In the 50s and 60s, they thought that heart disease and dying from heart attacks was a male phenomenon. That was until women started smoking at the same rate as men and finding their way into the same stress jobs as men. They've caught up. It's one of the "We've come a long way baby" issues that folks don't like to talk about too much.

 

Jack Webb may or may not have stopped smoking. There's still plenty of folks doing it today with all the knowledge we now have. I stopped when my son was born in 1975. It took me seven years, starting in '68 to finally and forever stop smoking. I went from about a pack a day down to 1–2/day and then finally zero. I haven't smoked anything since then, and know that if I just took one I'd be hooked all over again. Nicotine is a very strong narcotic.

 

I know that some folks are ready to be done with this thread. To satisfy their wishes, I'm done commenting too.

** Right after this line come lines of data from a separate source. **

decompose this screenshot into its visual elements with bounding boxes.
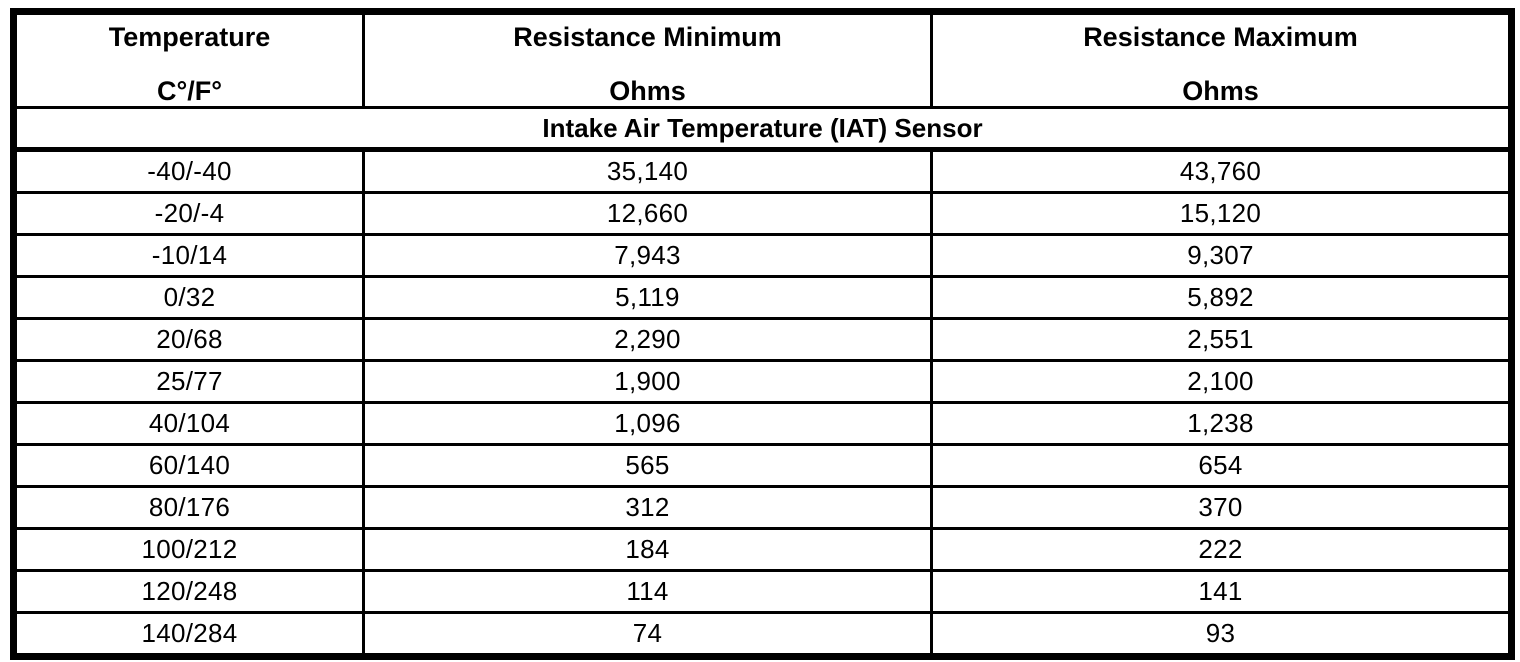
cell-resistance-maximum: 370 [930, 485, 1513, 530]
header-resistance-maximum-title: Resistance Maximum [1083, 22, 1358, 52]
table-row: 60/140 565 654 [12, 443, 1513, 488]
cell-resistance-minimum: 12,660 [362, 191, 933, 236]
cell-temperature: 60/140 [12, 443, 365, 488]
table-row: 120/248 114 141 [12, 569, 1513, 614]
cell-resistance-maximum: 2,551 [930, 317, 1513, 362]
cell-temperature: 80/176 [12, 485, 365, 530]
table-row: -10/14 7,943 9,307 [12, 233, 1513, 278]
cell-resistance-maximum: 654 [930, 443, 1513, 488]
header-row: Temperature C°/F° Resistance Minimum Ohm… [12, 10, 1513, 109]
header-resistance-minimum-unit: Ohms [609, 76, 686, 106]
cell-resistance-minimum: 1,900 [362, 359, 933, 404]
cell-resistance-minimum: 35,140 [362, 148, 933, 194]
cell-temperature: 40/104 [12, 401, 365, 446]
table-row: 25/77 1,900 2,100 [12, 359, 1513, 404]
cell-temperature: -10/14 [12, 233, 365, 278]
table-row: 40/104 1,096 1,238 [12, 401, 1513, 446]
header-resistance-maximum: Resistance Maximum Ohms [930, 10, 1513, 109]
header-resistance-maximum-unit: Ohms [1182, 76, 1259, 106]
cell-resistance-maximum: 141 [930, 569, 1513, 614]
cell-resistance-minimum: 7,943 [362, 233, 933, 278]
table-row: 20/68 2,290 2,551 [12, 317, 1513, 362]
cell-temperature: 140/284 [12, 611, 365, 658]
cell-resistance-minimum: 74 [362, 611, 933, 658]
cell-resistance-minimum: 114 [362, 569, 933, 614]
cell-resistance-minimum: 565 [362, 443, 933, 488]
header-resistance-minimum-title: Resistance Minimum [513, 22, 782, 52]
cell-temperature: 120/248 [12, 569, 365, 614]
header-resistance-minimum: Resistance Minimum Ohms [362, 10, 933, 109]
cell-temperature: -20/-4 [12, 191, 365, 236]
cell-resistance-maximum: 9,307 [930, 233, 1513, 278]
cell-resistance-minimum: 2,290 [362, 317, 933, 362]
table-row: -20/-4 12,660 15,120 [12, 191, 1513, 236]
cell-temperature: 25/77 [12, 359, 365, 404]
iat-sensor-resistance-table: Temperature C°/F° Resistance Minimum Ohm… [10, 8, 1515, 660]
header-temperature-unit: C°/F° [156, 76, 223, 106]
cell-resistance-minimum: 312 [362, 485, 933, 530]
cell-resistance-maximum: 2,100 [930, 359, 1513, 404]
cell-resistance-maximum: 15,120 [930, 191, 1513, 236]
cell-resistance-maximum: 43,760 [930, 148, 1513, 194]
header-temperature: Temperature C°/F° [12, 10, 365, 109]
section-header-row: Intake Air Temperature (IAT) Sensor [12, 106, 1513, 152]
table-row: 100/212 184 222 [12, 527, 1513, 572]
table-row: 0/32 5,119 5,892 [12, 275, 1513, 320]
cell-resistance-maximum: 222 [930, 527, 1513, 572]
cell-temperature: 0/32 [12, 275, 365, 320]
cell-resistance-minimum: 184 [362, 527, 933, 572]
table-row: 140/284 74 93 [12, 611, 1513, 658]
cell-temperature: -40/-40 [12, 148, 365, 194]
cell-resistance-maximum: 5,892 [930, 275, 1513, 320]
cell-resistance-maximum: 93 [930, 611, 1513, 658]
cell-resistance-minimum: 5,119 [362, 275, 933, 320]
section-title: Intake Air Temperature (IAT) Sensor [12, 106, 1513, 152]
cell-resistance-minimum: 1,096 [362, 401, 933, 446]
cell-temperature: 100/212 [12, 527, 365, 572]
table-row: -40/-40 35,140 43,760 [12, 148, 1513, 194]
table-row: 80/176 312 370 [12, 485, 1513, 530]
document-page: Temperature C°/F° Resistance Minimum Ohm… [0, 8, 1520, 662]
cell-temperature: 20/68 [12, 317, 365, 362]
cell-resistance-maximum: 1,238 [930, 401, 1513, 446]
header-temperature-title: Temperature [108, 22, 271, 52]
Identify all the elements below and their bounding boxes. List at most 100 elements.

Originally Posted by leavingtracks:

Very interesting thread...by the way, Jack Webb was a heavy smoker and died at the age of 62....just say'in....

 

Alan

Jack died of a Heart attack. We knew Jack personally, and heart ailments ran in the family. He was always highly stressed when working, usually had several things going, planning. He would sometimes only take a nap, rather then sleep the night. Dad and Jack went fishing one time, dad said he didn't sleep, rather going over scripts at night. Seems Jack couldn't relax.

Last edited by josef

One of the themes running through this thread is the "I wouldn't model cigarette machines because they are bad for you, etc." I made the decision to go ahead and do so since that is how I remember the '50s.

 

But on reflection, that has made me realize I am a bit of a hypocrite in a minor way.  Cigarette machines were a common fixture in the '50s, and so with that excuse I do model them.  But separate restroom for "white only" and "colored" were too, as was a side entrance to the balcony for minorities at a local movie theater.  I've never even thought of modeling those aspect of my childhood.